A MAN who admitting to forging prescriptions for anxiety pills had acted in desperation as he was unable to sleep or to function, Limerick District Court has been told.

Michael Proctor, 38, of St Lawrence’s Park, Garryowen and currently living at a homeless shelter at McGarry House, Alphonsus Street, pleaded guilty to having forged the prescriptions contrary to the Theft and Fraud Offences Act.

Sgt Donal Cronin said staff at O’Sullivan’s Pharmacy on Sarsfield Street had brought suspected fraudulent activity relating to prescriptions for Xanax to the attention of Garda Pat Dilworth on August 3, 2011.

On contacting Proctor’s GP, those suspicions were confirmed, Sgt Cronin said.
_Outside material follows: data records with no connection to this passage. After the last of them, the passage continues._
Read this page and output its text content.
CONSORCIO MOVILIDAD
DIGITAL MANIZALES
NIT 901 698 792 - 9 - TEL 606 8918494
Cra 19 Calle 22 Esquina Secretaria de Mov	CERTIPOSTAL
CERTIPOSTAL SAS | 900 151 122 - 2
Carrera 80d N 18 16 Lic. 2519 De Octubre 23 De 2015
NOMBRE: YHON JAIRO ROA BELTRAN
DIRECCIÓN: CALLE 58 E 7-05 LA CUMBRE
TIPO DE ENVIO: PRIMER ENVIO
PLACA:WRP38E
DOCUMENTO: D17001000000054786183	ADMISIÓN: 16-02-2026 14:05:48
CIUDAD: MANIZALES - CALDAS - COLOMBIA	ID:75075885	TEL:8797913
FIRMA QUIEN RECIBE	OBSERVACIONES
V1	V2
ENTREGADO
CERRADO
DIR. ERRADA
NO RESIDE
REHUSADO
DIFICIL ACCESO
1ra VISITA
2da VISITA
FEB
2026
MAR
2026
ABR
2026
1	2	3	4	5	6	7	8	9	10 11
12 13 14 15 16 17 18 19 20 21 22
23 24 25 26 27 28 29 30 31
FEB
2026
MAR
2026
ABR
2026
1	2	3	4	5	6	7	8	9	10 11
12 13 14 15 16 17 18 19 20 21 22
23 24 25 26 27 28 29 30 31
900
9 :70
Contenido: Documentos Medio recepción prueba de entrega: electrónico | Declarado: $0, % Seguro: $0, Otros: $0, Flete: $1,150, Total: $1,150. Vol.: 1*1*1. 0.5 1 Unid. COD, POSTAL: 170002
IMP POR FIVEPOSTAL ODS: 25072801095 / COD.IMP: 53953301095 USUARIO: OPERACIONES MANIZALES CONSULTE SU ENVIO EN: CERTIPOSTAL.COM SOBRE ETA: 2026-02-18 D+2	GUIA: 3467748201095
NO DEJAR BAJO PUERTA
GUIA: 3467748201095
CCTV from the pharmacy had identified Proctor as having handed in the prescriptions and when he was subsequently arrested, gardai found a sharp pointed screwdriver in his coat pocket, the possession of which the accused also pleaded guilty to.

John Devane, solicitor, said in relation to the screwdriver that Proctor had voluntarily taken the article out of his pocket rather than it having been discovered during the course of a search at Henry Street garda station.

His client was holding his hands up that he had taken prescription sheets from his former GP’s clinic.

“His former GP had him on Xanax and sleeping tablets for 16 years and he couldn’t get used to it when his medication was cut off - dead,” Mr Devane told Judge Eugene O’Kelly.

“He couldn’t sleep at night and simply couldn’t function” and had taken the prescription slips out of a sense of desperation and “in an act of monumental stupidity”, Mr Devane said.

Proctor, who has 16 previous convictions, was currently on a waiting list for addiction treatment and this three-month programme was due to begin three weeks from now. Mr Devane also handed in what he described as “a favourable report” from Proctor’s new GP for the consideration of the court.

Judge O’Kelly agreed to adjourn the case until September 18 for review, indicating it would be of assistance to the court if a report from the addiction treatment centre could be furnished by that date.